Analyzing Language, Style, and Structure

  1. Skim back through the article, and identify specific words and phrases that Fukuyama uses to describe the proponents of transhumanism. How do his word choices reveal his tone?

  2. In paragraphs 1 and 2, Fukuyama creates a sense of transhumanists as a “cult,” and in paragraphs 3 and 4 he describes them as seemingly “downright reasonable”; he then goes on to raise his objections. How do his structural choices help him to make and support his argument?

  3. How does Fukuyama use the quote from the U.S. Declaration of Independence in his argument (par. 5)? What purpose does this serve?

  4. Reread the following sentence from paragraph 6 and explain how Fukuyama’s word choice and use of rhetorical questions is either effective or ineffective in making his point: “If we start transforming ourselves into something superior, what rights will these enhanced creatures claim, and what rights will they possess when compared to those left behind?”

  5. Reread the final sentence of Fukuyama’s article, and change the words in bold to reflect a slightly less hostile tone toward the transhumanist movement: “[W]e may unwittingly invite the transhumanists to deface humanity with their genetic bulldozers and psychotropic shopping malls.” What new tone is created through your word choice?

Connecting, Arguing, and Extending

  1. Fukuyama says that most people are unlikely to “fall suddenly under the spell of the transhumanist worldview,” but may “nibble at biotechnology’s tempting offerings” (par. 4).
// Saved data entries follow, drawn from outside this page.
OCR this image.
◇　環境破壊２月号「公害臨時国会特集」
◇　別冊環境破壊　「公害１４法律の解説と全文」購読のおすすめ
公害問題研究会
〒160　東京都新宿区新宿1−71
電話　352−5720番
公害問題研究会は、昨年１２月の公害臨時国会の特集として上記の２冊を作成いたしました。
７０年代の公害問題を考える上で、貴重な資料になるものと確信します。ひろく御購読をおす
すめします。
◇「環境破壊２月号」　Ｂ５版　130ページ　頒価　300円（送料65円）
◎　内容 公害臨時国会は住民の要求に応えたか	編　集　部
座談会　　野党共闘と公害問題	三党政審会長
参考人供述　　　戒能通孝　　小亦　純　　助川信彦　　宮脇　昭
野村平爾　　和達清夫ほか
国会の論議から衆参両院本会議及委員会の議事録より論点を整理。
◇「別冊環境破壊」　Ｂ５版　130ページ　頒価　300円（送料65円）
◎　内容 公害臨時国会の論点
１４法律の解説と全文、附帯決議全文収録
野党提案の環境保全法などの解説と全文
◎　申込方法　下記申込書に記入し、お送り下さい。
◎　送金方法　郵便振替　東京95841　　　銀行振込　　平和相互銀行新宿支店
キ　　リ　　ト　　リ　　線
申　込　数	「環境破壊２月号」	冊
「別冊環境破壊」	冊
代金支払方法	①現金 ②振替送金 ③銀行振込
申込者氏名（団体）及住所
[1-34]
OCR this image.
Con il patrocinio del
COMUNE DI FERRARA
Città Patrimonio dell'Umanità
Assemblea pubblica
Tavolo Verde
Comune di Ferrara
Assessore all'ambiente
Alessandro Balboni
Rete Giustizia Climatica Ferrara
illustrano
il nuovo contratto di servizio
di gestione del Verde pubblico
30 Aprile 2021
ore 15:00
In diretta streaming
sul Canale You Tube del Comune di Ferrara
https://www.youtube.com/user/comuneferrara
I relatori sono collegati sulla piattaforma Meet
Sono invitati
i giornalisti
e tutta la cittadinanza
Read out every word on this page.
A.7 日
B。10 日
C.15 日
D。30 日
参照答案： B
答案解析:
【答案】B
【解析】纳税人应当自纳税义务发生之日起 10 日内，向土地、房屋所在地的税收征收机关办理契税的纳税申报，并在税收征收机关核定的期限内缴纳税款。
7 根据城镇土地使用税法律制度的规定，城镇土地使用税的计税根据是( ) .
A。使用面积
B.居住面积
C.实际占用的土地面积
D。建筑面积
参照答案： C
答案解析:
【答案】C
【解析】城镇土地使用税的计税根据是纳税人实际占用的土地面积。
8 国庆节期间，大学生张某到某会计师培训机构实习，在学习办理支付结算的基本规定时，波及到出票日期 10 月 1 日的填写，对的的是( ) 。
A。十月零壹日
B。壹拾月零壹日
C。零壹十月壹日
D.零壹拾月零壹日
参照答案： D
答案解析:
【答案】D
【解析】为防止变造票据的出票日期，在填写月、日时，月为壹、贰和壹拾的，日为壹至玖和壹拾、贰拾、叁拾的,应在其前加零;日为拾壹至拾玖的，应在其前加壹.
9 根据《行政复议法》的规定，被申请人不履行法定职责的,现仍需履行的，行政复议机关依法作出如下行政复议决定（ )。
What do you think are some of these tempting offerings, and would you choose them for yourself? Why or why not?

  2. Write an argument in which you agree or disagree with the claim that Fukuyama makes that “[o]ur good characteristics are intimately connected to our bad ones: If we weren’t violent and aggressive, we wouldn’t be able to defend ourselves; if we didn’t have feelings of exclusivity, we wouldn’t be loyal to those close to us; if we never felt jealousy, we would also never feel love” (par. 7).